The other night I saw a political performance poet called Attila the Stockbroker doing a performance about, among other things, 'real women' who aren't complicit in their own objectification by the media - that is, who don't shave (as Crass put it, 'shaved women - collaborators!'), present as sexual objects etc.

Thing was, though, this was one of the most stereotypically 'masculine' performances I've ever seen - shouting aggressively into the mike, rhetoric about how 'I don't care what you think and even though I'm a man I can criticise women for this behaviour' etc.

Recent discussion on this list raised the same issues for me - that is, how does a 'man' (however defined) 'do' strong opposition to sexual and gender inequality, and also practice what they preach by not behaving like a stereotypical man in terms of aggression, domination, challenge etc?
On the one hand, rage is an important part of resistance to oppression. But on the other, traditionally, the expression of anger is an accepted male behaviour in a situation in which dominance is decided by strategies of verbal aggression. Is it any less oppressive for a 'man' to decide what a 'real woman' is, regardless of whether that's different from the sterotype?
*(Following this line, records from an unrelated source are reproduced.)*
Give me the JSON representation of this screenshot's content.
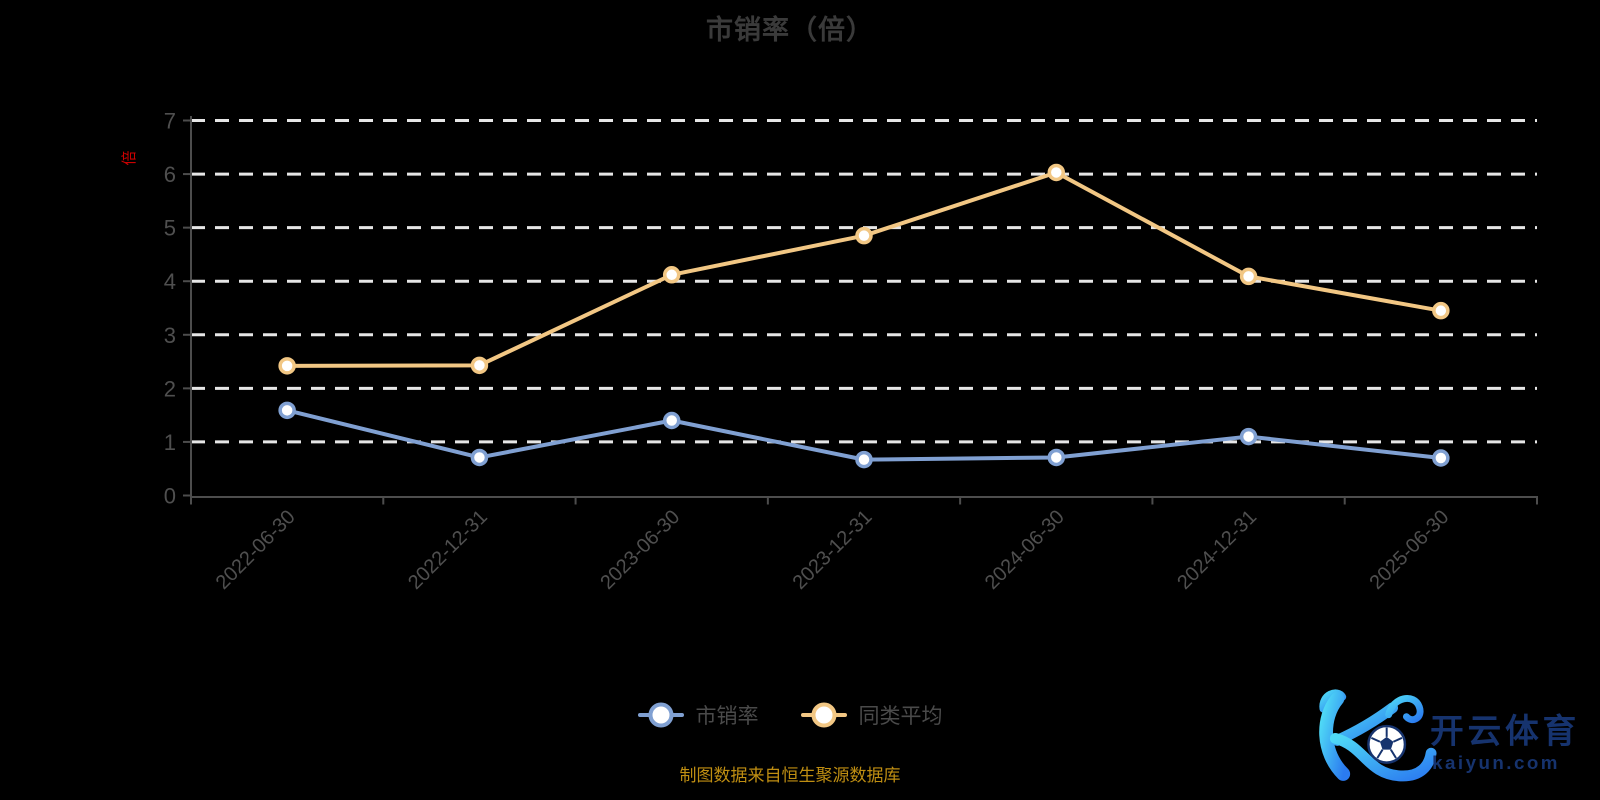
{
  "title": "市销率（倍）",
  "y_axis_name": "倍",
  "footnote": "制图数据来自恒生聚源数据库",
  "watermark": {
    "name_cn": "开云体育",
    "domain": "kaiyun.com"
  },
  "colors": {
    "background": "#000000",
    "title": "#3a3a3a",
    "axis_line": "#4d4d4d",
    "axis_label": "#4f4f4f",
    "gridline": "#e6e6e6",
    "y_name_red": "#cc0000",
    "series_psr_blue": "#80a0d2",
    "series_avg_yellow": "#f2c784",
    "marker_fill": "#ffffff",
    "footnote_gold": "#bf8e12",
    "legend_text": "#4a4a4a",
    "logo_navy": "#16336e",
    "logo_gradient_start": "#4fd9f6",
    "logo_gradient_end": "#2b7bf0"
  },
  "chart_data": {
    "type": "line",
    "title": "市销率（倍）",
    "categories": [
      "2022-06-30",
      "2022-12-31",
      "2023-06-30",
      "2023-12-31",
      "2024-06-30",
      "2024-12-31",
      "2025-06-30"
    ],
    "series": [
      {
        "name": "市销率",
        "color": "#80a0d2",
        "values": [
          1.59,
          0.71,
          1.4,
          0.67,
          0.71,
          1.1,
          0.7
        ]
      },
      {
        "name": "同类平均",
        "color": "#f2c784",
        "values": [
          2.42,
          2.43,
          4.12,
          4.85,
          6.03,
          4.09,
          3.45
        ]
      }
    ],
    "xlabel": "",
    "ylabel": "倍",
    "ylim": [
      0,
      7
    ],
    "y_interval": 1,
    "x_label_rotate": 45,
    "grid": "horizontal-dashed-white",
    "legend_position": "bottom",
    "marker": "circle-white-fill"
  }
}
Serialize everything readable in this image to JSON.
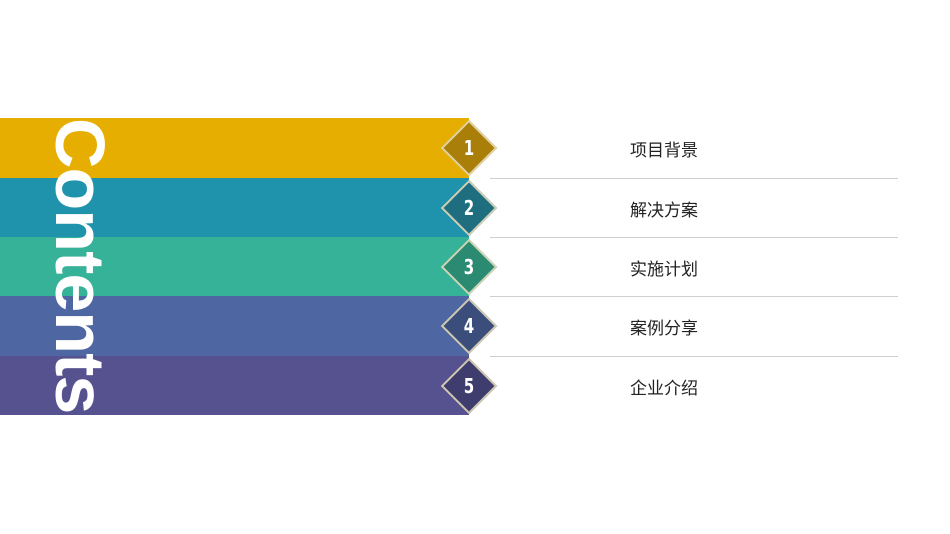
{
  "title": "Contents",
  "items": [
    {
      "number": "1",
      "label": "项目背景",
      "bar_color": "#e6ae00",
      "badge_color": "#a97f0a"
    },
    {
      "number": "2",
      "label": "解决方案",
      "bar_color": "#1f93ab",
      "badge_color": "#1f6e80"
    },
    {
      "number": "3",
      "label": "实施计划",
      "bar_color": "#36b298",
      "badge_color": "#2a8a72"
    },
    {
      "number": "4",
      "label": "案例分享",
      "bar_color": "#4e66a1",
      "badge_color": "#3b4d7a"
    },
    {
      "number": "5",
      "label": "企业介绍",
      "bar_color": "#55528f",
      "badge_color": "#3f3d6e"
    }
  ]
}
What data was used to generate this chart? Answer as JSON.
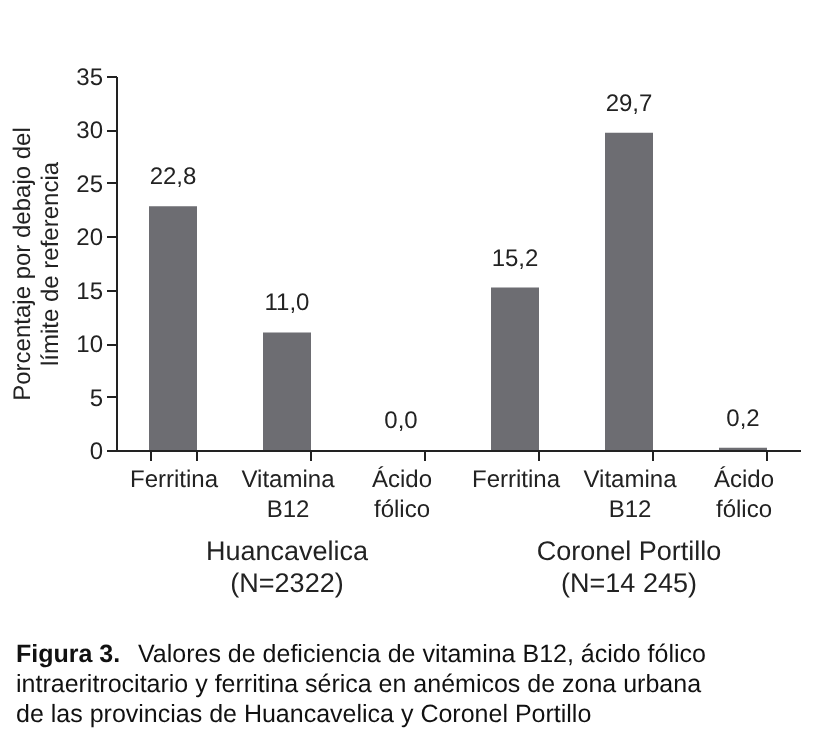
{
  "chart_data": {
    "type": "bar",
    "categories": [
      "Ferritina",
      "Vitamina B12",
      "Ácido fólico",
      "Ferritina",
      "Vitamina B12",
      "Ácido fólico"
    ],
    "values": [
      22.8,
      11.0,
      0.0,
      15.2,
      29.7,
      0.2
    ],
    "color": "#6d6d72",
    "ylabel": "Porcentaje por debajo del límite de referencia",
    "ylim": [
      0,
      35
    ],
    "yticks": [
      0,
      5,
      10,
      15,
      20,
      25,
      30,
      35
    ],
    "value_labels": [
      "22,8",
      "11,0",
      "0,0",
      "15,2",
      "29,7",
      "0,2"
    ],
    "grid": false,
    "annotations": [
      "Huancavelica\n(N=2322)",
      "Coronel Portillo\n(N=14 245)",
      "Figura 3. Valores de deficiencia de vitamina B12, ácido fólico intraeritrocitario y ferritina sérica en anémicos de zona urbana de las provincias de Huancavelica y Coronel Portillo"
    ]
  }
}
But we must accept that people who aren't speaking from personal experience have a valid viewpoint, inasmuch as any position is biased by the subject's experience.

In terms of sexuality, I'd say the question that follows is whether a man who doesn't present in this way and is therefore read as 'gay', whatever the gender of people he chooses to have sex with, can feel mutual solidarity with and receive support from those who do identify as gay?

Is it possible to be 'straight and queer' as, for example, Eve Kosofsky Sedgwick's work seems to suggest?

In a society in which, for the most part, sexuality is essentialised such that non-sexual behaviour is considered as demonstrative of sexuality, you don't need to be same-sex-attracted to experience homophobia and have that experience shape your identity. At the same time, though, despite utopian views on a rainbow of genders and sexualities, we as humans need categorisations in order to live our lives, and indeed without solidarity based on categorisaton there can be no organised resistance to oppression.

So I guess the question I'm asking is, how do we address these related (I hope) issues in an era in which binaries of sexuality and gender are simultaneously being destabilised and reified?